Protection of peripheral motor nerves in trauma cases using a Checkpoint Stimulator

Published: May, 2015

Article ID: CS-9094-MKT-035

Bradford O. Parsons MD

Assistant Professor of Orthopedics at Mount Sinai Hospital in New York. He is board certified by the American Board of Orthopaedic Surgery. Dr. Parsons’ clinical focus is in surgical repair of the shoulder and elbow. He completed medical school at the University of Vermont, his residency at Mount Sinai School of Medicine and his fellowship at the University of Pennsylvania.

Overview

The recent availability of a hand-held, sterile, biphasic stimulator (Checkpoint Surgical®, Cleveland, Ohio) has provided surgeons with a reliable tool to evaluate nerve location and excitability. This provides the surgeon with information that allows intraoperative decisions to be made with greater confidence in many orthopedic procedures. The following two cases highlight examples of the use of this technology in orthopedic surgery practice to protect nerves.

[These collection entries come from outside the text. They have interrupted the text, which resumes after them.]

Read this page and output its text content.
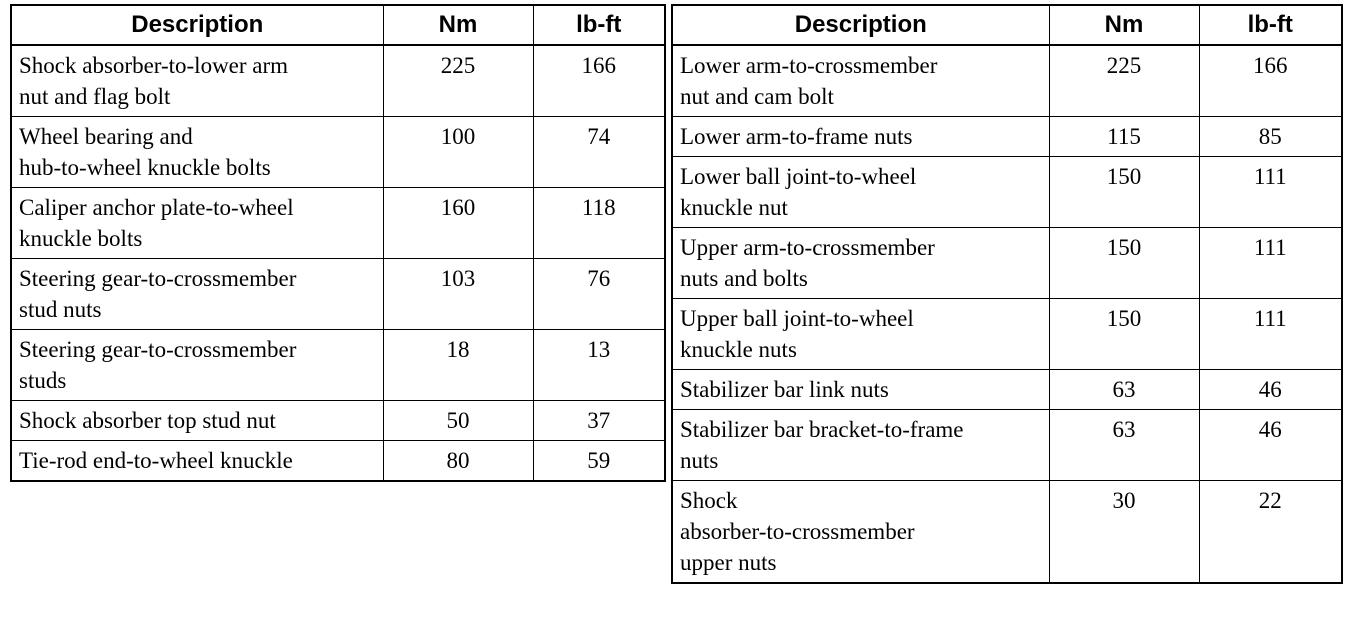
Description	Nm	lb-ft

Shock absorber-to-lower arm
nut and flag bolt	225	166

Wheel bearing and
hub-to-wheel knuckle bolts	100	74

Caliper anchor plate-to-wheel
knuckle bolts	160	118

Steering gear-to-crossmember
stud nuts	103	76

Steering gear-to-crossmember
studs	18	13

Shock absorber top stud nut	50	37

Tie-rod end-to-wheel knuckle	80	59
Description	Nm	lb-ft

Lower arm-to-crossmember
nut and cam bolt	225	166

Lower arm-to-frame nuts	115	85

Lower ball joint-to-wheel
knuckle nut	150	111

Upper arm-to-crossmember
nuts and bolts	150	111

Upper ball joint-to-wheel
knuckle nuts	150	111

Stabilizer bar link nuts	63	46

Stabilizer bar bracket-to-frame
nuts	63	46

Shock
absorber-to-crossmember
upper nuts	30	22
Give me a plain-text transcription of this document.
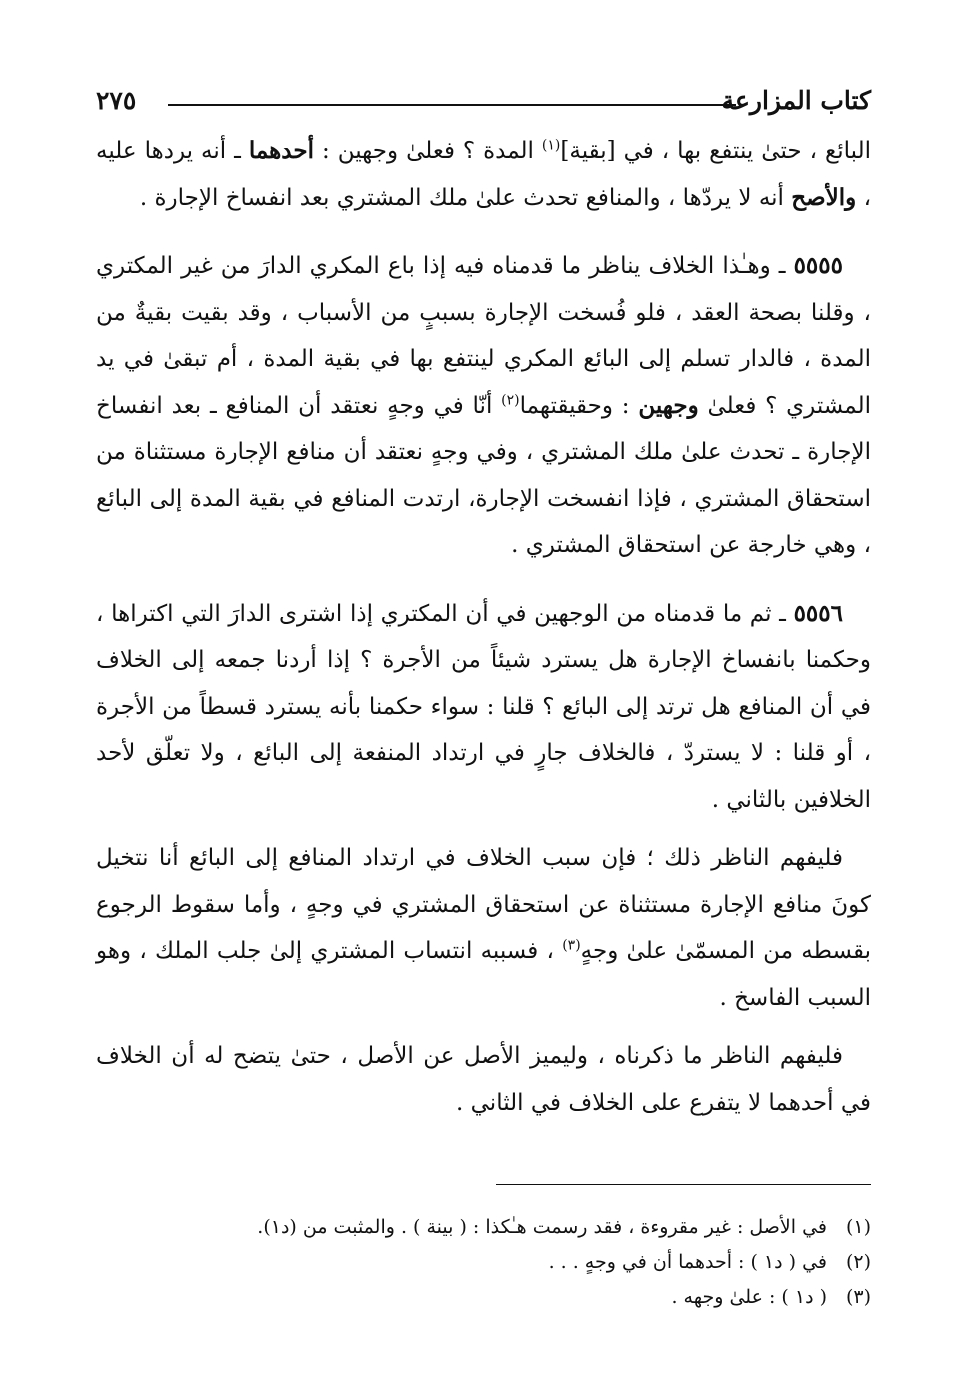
كتاب المزارعة
٢٧٥

البائع ، حتىٰ ينتفع بها ، في [بقية]$^{(١)}$ المدة ؟ فعلىٰ وجهين : أحدهما ـ أنه يردها عليه ، والأصح أنه لا يردّها ، والمنافع تحدث علىٰ ملك المشتري بعد انفساخ الإجارة .

٥٥٥٥ ـ وهـٰذا الخلاف يناظر ما قدمناه فيه إذا باع المكري الدارَ من غير المكتري ، وقلنا بصحة العقد ، فلو فُسخت الإجارة بسببٍ من الأسباب ، وقد بقيت بقيةٌ من المدة ، فالدار تسلم إلى البائع المكري لينتفع بها في بقية المدة ، أم تبقىٰ في يد المشتري ؟ فعلىٰ وجهين : وحقيقتهما$^{(٢)}$ أنّا في وجهٍ نعتقد أن المنافع ـ بعد انفساخ الإجارة ـ تحدث علىٰ ملك المشتري ، وفي وجهٍ نعتقد أن منافع الإجارة مستثناة من استحقاق المشتري ، فإذا انفسخت الإجارة، ارتدت المنافع في بقية المدة إلى البائع ، وهي خارجة عن استحقاق المشتري .

٥٥٥٦ ـ ثم ما قدمناه من الوجهين في أن المكتري إذا اشترى الدارَ التي اكتراها ، وحكمنا بانفساخ الإجارة هل يسترد شيئاً من الأجرة ؟ إذا أردنا جمعه إلى الخلاف في أن المنافع هل ترتد إلى البائع ؟ قلنا : سواء حكمنا بأنه يسترد قسطاً من الأجرة ، أو قلنا : لا يستردّ ، فالخلاف جارٍ في ارتداد المنفعة إلى البائع ، ولا تعلّق لأحد الخلافين بالثاني .

فليفهم الناظر ذلك ؛ فإن سبب الخلاف في ارتداد المنافع إلى البائع أنا نتخيل كونَ منافع الإجارة مستثناة عن استحقاق المشتري في وجهٍ ، وأما سقوط الرجوع بقسطه من المسمّىٰ علىٰ وجهٍ$^{(٣)}$ ، فسببه انتساب المشتري إلىٰ جلب الملك ، وهو السبب الفاسخ .

فليفهم الناظر ما ذكرناه ، وليميز الأصل عن الأصل ، حتىٰ يتضح له أن الخلاف في أحدهما لا يتفرع على الخلاف في الثاني .

(١)
في الأصل : غير مقروءة ، فقد رسمت هـٰكذا : ( بينة ) . والمثبت من (د١).
(٢)
في ( د١ ) : أحدهما أن في وجهٍ . . .
(٣)
( د١ ) : علىٰ وجهه .
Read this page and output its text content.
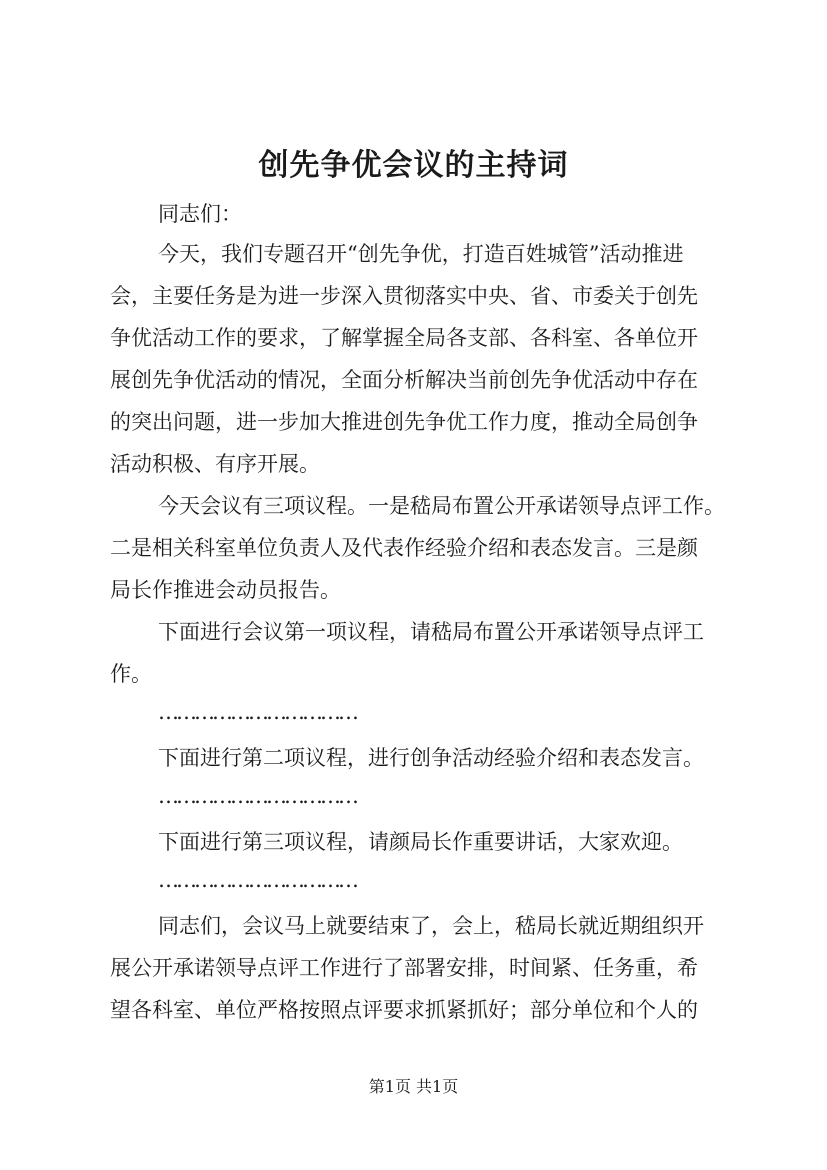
创先争优会议的主持词
同志们：
今天，我们专题召开“创先争优，打造百姓城管”活动推进
会，主要任务是为进一步深入贯彻落实中央、省、市委关于创先
争优活动工作的要求，了解掌握全局各支部、各科室、各单位开
展创先争优活动的情况，全面分析解决当前创先争优活动中存在
的突出问题，进一步加大推进创先争优工作力度，推动全局创争
活动积极、有序开展。
今天会议有三项议程。一是嵇局布置公开承诺领导点评工作。
二是相关科室单位负责人及代表作经验介绍和表态发言。三是颜
局长作推进会动员报告。
下面进行会议第一项议程，请嵇局布置公开承诺领导点评工
作。
……………………………
下面进行第二项议程，进行创争活动经验介绍和表态发言。
……………………………
下面进行第三项议程，请颜局长作重要讲话，大家欢迎。
……………………………
同志们，会议马上就要结束了，会上，嵇局长就近期组织开
展公开承诺领导点评工作进行了部署安排，时间紧、任务重，希
望各科室、单位严格按照点评要求抓紧抓好；部分单位和个人的
第1页 共1页
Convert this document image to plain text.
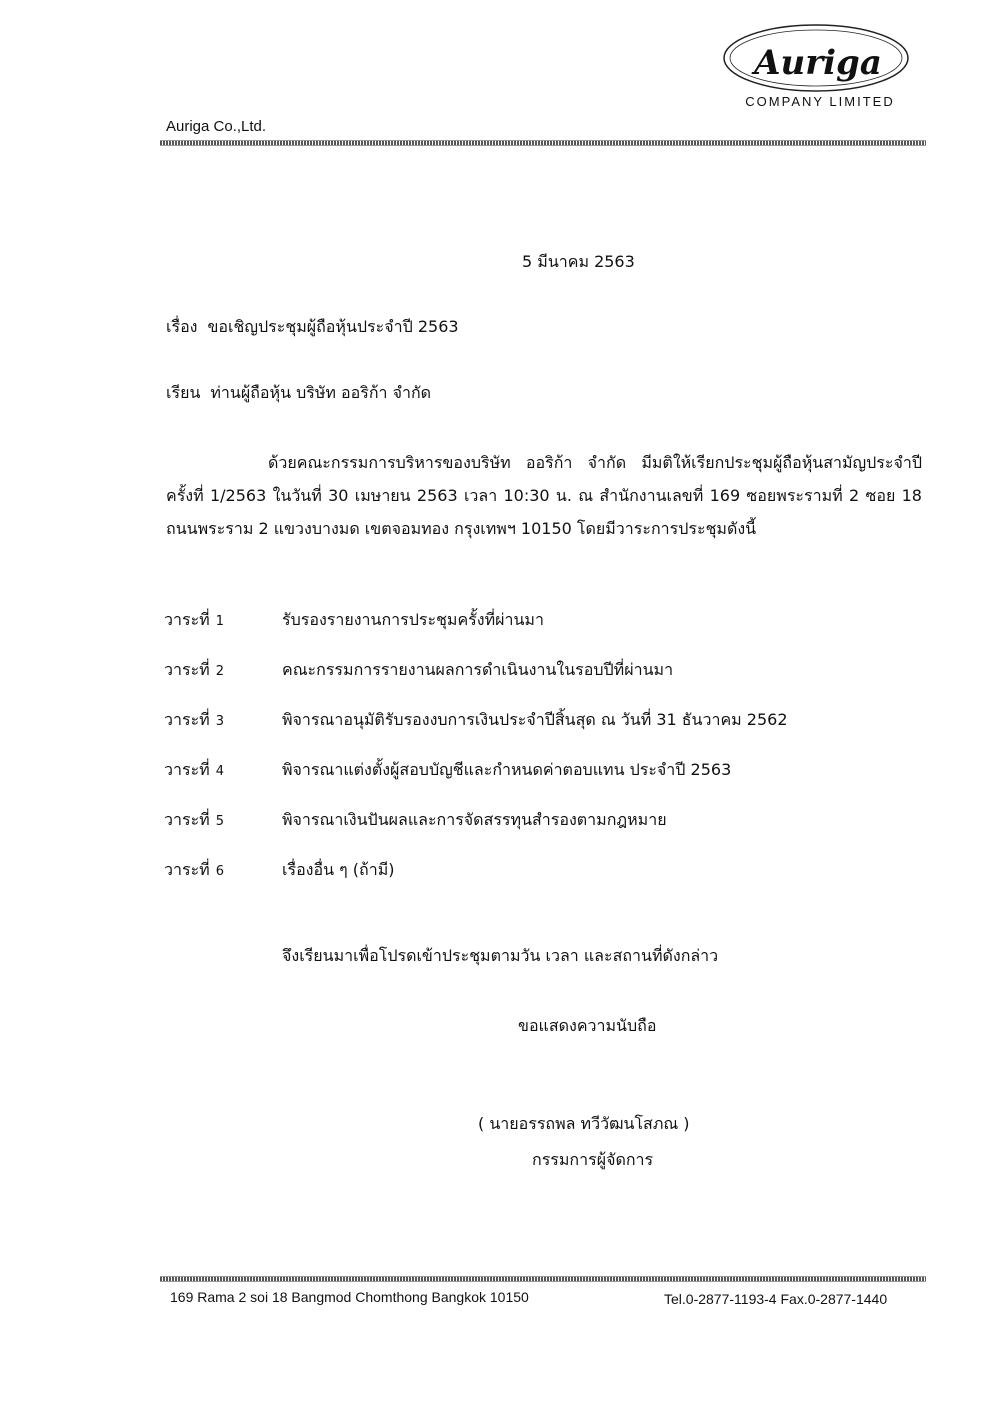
Auriga
COMPANY LIMITED
Auriga Co.,Ltd.
5 มีนาคม 2563
เรื่อง ขอเชิญประชุมผู้ถือหุ้นประจำปี 2563
เรียน ท่านผู้ถือหุ้น บริษัท ออริก้า จำกัด
ด้วยคณะกรรมการบริหารของบริษัท ออริก้า จำกัด มีมติให้เรียกประชุมผู้ถือหุ้นสามัญประจำปี ครั้งที่ 1/2563 ในวันที่ 30 เมษายน 2563 เวลา 10:30 น. ณ สำนักงานเลขที่ 169 ซอยพระรามที่ 2 ซอย 18 ถนนพระราม 2 แขวงบางมด เขตจอมทอง กรุงเทพฯ 10150 โดยมีวาระการประชุมดังนี้
วาระที่ 1	รับรองรายงานการประชุมครั้งที่ผ่านมา
วาระที่ 2	คณะกรรมการรายงานผลการดำเนินงานในรอบปีที่ผ่านมา
วาระที่ 3	พิจารณาอนุมัติรับรองงบการเงินประจำปีสิ้นสุด ณ วันที่ 31 ธันวาคม 2562
วาระที่ 4	พิจารณาแต่งตั้งผู้สอบบัญชีและกำหนดค่าตอบแทน ประจำปี 2563
วาระที่ 5	พิจารณาเงินปันผลและการจัดสรรทุนสำรองตามกฎหมาย
วาระที่ 6	เรื่องอื่น ๆ (ถ้ามี)
จึงเรียนมาเพื่อโปรดเข้าประชุมตามวัน เวลา และสถานที่ดังกล่าว
ขอแสดงความนับถือ
( นายอรรถพล ทวีวัฒนโสภณ )
กรรมการผู้จัดการ
169 Rama 2 soi 18 Bangmod Chomthong Bangkok 10150	Tel.0-2877-1193-4 Fax.0-2877-1440
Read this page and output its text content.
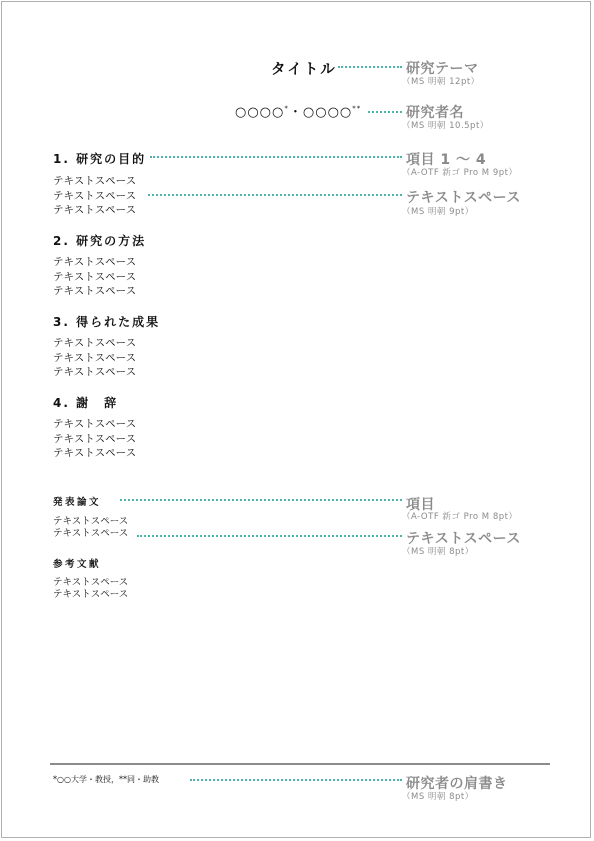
タイトル	研究テーマ
（MS 明朝 12pt）
○○○○*・○○○○**	研究者名
（MS 明朝 10.5pt）
1. 研究の目的	項目 1 〜 4
（A-OTF 新ゴ Pro M 9pt）
テキストスペース
テキストスペース
テキストスペース
テキストスペース
（MS 明朝 9pt）
2. 研究の方法
テキストスペース
テキストスペース
テキストスペース
3. 得られた成果
テキストスペース
テキストスペース
テキストスペース
4. 謝　辞
テキストスペース
テキストスペース
テキストスペース
発表論文	項目
（A-OTF 新ゴ Pro M 8pt）
テキストスペース
テキストスペース	テキストスペース
（MS 明朝 8pt）
参考文献
テキストスペース
テキストスペース
*○○大学・教授，**同・助教	研究者の肩書き
（MS 明朝 8pt）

CASE 1. Failed Total Elbow

Case 1 concerns a failed total elbow requiring revision. Identification and protection of the ulnar nerve is one of the more challenging aspects of revision elbow surgery, [1] especially when there is considerable scarring yet the clinical examination shows normal nerve function.

1

Specific dissection and mobilization of the nerve is intended to identify and isolate the location of the nerve so that injury can be avoided. This process is laborious and, not infrequently, actually causes the very nerve deficit that we try to avoid. This dissection may be avoided if the surgeon has a reliable alternate means to locate the nerve.

The Checkpoint nerve stimulator/locator was used initially at 2mA and a pulse width of approximately 200 microseconds to locate the nerve through the surrounding tissue. Once a motor response was identified, the pulse width was decreased to more closely identify and “hone in” on the nerve location.

Using this procedure I was able to identify the course of the ulnar nerve in the tissue both proximal to and through the elbow. At that point, knowing the course of the nerve, rather than having to dissect the nerve, I could mobilize a cuff of tissue containing the nerve, without dissecting and exposing the nerve itself. This minimized manipulation of the nerve and also allowed quick dissection. In a sense, the “region” of the nerve was identified with the Checkpoint to permit a safe, “regional” dissection of the nerve with a protective margin of tissue, rather than specifically dissecting the nerve itself. This saved considerable operating time and I could confirm both during the procedure and prior to closure that the ulnar nerve was in good working order. Postoperatively, the patient had normal ulnar nerve function.

CASE 2. Scapular Fracture Repair

Another example of “regional dissection” involved a scapular fracture requiring surgical repair. This surgical approach and exposure can put the suprascapular and axillary nerves at risk for injury. [2] In this type of case, exposure of the nerve can be avoided if the surgeon can identify the course of the nerve with confidence. Beginning at 20mA and decreasing the stimulus to the 2mA range as I approached the nerve, the Checkpoint was used to locate the nerve. Once this general region of the nerve was identified, a tissue envelope in which the nerves were located was mobilized, allowing ORIF of the scapula fracture.

2

The stimulator was used according to instructions with the amplitude set at 20mA and pulse width set at 0. The stimulating tip was placed over the exposed subcutaneous region. A sweeping motion was used over the area where the nerve was expected to be located, while gradually increasing pulse width and watching for a motor response. After the intended motor response was elicited, we gradually reduced pulse width and the current to the 2mA range and continued probing to specify the site immediately overlying the motor nerve. This was repeated as necessary to continue to identify the course of the nerve so that an envelope of tissue containing the nerve could be safely dissected and mobilized.

The advantage of this approach in both cases was that the nerve could be identified without significant dissection and with reduced potential for iatrogenic injury. The Checkpoint’s variable pulse width and amplitude, combined with the use of a biphasic waveform make it an effective new tool for the surgeon in these difficult cases.

References
  • 1Athwal GS, Morrey BF. Revision total elbow arthroplasty for prosthetic fractures. J Bone Joint Surg Am. 2006 Sep;88(9):2017-26.
  • 2Wijdicks CA, Armitage BM, Anavian J, Schroder LK, Cole PA. Vulnerable neurovasculature with a posterior approach to the scapula. Clin Orthop Relat Res. 2009 Aug; 467(8):2011-7. Epub 2008 Dec 4.
Disclaimer

The Checkpoint Stimulator is a single-use, sterile device intended to provide electrical stimulation of exposed motor nerves or muscle tissue to locate and identify nerves and to test nerve and muscle excitability. Do not use the Checkpoint Stimulator when paralyzing anesthetic agents are in effect, as an absent or inconsistent response to stimulation may result in inaccurate assessment of nerve and muscle function

Please note: White papers are company funded and not peer reviewed.